Crowdsourcing the Search for Malaysia Flight 370 - zher
http://www.tomnod.com/nod/challenge/malaysiaairsar2014

======
belgianguy
Couldn't Google's Project Shield be a nice gesture here for sites that are
doing 'the good thing' when they're succumbing under the (positive) attention?
It's meant as a DDoS protection measure, but the actual outcome is pretty much
the same, namely that the original server can't handle the load and can only
offer spotty service or no service at all.

[https://projectshield.withgoogle.com/en/](https://projectshield.withgoogle.com/en/)
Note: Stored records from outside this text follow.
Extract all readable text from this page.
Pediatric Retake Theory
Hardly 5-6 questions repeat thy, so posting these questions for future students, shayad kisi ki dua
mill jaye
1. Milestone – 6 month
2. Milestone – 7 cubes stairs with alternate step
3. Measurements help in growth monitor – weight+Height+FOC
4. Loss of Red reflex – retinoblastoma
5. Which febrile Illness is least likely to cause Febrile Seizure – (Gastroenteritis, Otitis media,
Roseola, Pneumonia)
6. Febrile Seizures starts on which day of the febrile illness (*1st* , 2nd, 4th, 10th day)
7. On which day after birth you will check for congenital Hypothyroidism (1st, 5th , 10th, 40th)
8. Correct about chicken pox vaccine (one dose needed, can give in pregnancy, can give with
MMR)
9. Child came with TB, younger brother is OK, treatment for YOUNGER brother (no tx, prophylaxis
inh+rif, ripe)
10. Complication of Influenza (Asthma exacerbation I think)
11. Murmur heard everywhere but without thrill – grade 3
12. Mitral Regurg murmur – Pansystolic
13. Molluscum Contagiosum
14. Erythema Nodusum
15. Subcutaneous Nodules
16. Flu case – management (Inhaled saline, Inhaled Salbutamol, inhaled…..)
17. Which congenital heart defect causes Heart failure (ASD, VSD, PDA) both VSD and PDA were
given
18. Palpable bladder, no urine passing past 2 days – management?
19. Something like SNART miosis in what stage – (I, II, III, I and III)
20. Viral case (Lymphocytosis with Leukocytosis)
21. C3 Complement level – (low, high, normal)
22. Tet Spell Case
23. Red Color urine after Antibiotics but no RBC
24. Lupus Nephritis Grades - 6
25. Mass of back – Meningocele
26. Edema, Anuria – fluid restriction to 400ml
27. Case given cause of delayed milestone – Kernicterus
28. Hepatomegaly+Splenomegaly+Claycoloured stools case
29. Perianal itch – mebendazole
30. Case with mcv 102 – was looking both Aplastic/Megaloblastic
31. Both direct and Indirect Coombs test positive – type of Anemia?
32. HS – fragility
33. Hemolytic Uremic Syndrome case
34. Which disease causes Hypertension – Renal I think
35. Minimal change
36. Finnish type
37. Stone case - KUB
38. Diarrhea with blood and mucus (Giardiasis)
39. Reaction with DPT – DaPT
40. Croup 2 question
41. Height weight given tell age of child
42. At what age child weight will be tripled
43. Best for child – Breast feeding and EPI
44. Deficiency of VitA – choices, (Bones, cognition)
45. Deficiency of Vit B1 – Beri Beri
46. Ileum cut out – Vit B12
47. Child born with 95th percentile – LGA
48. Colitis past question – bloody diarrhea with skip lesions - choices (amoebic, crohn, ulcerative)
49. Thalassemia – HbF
They've done other things after disaster struck, and it'd prove both their
kindness, prowess and the sturdyness of their infrastructure. Additionally,
the site in question would probably fare better, giving people more incentive
to participate and (hopfeully) deliver faster results than they're getting
now.

------
alexhawdon
Apologies is this is already made clear on the site -- struggling to load at
the moment.

Does anyone know if this dataset has already been pre-filtered by some
computer vision algorithm to weed out the uninteresting images? If not, is
there any way to get hold of the data directly so we can process it offline?

------
davidchua
Its not working for me. I think tomnod is unable to handle the load after
getting worldwide media attention.

[http://www.ibtimes.co.uk/missing-malaysia-airlines-flight-
mh...](http://www.ibtimes.co.uk/missing-malaysia-airlines-flight-
mh370-satellite-firm-digitalglobe-crowdsources-search-plane-1439716)

------
bruceb
Anyone got it to load? Seems not to be working.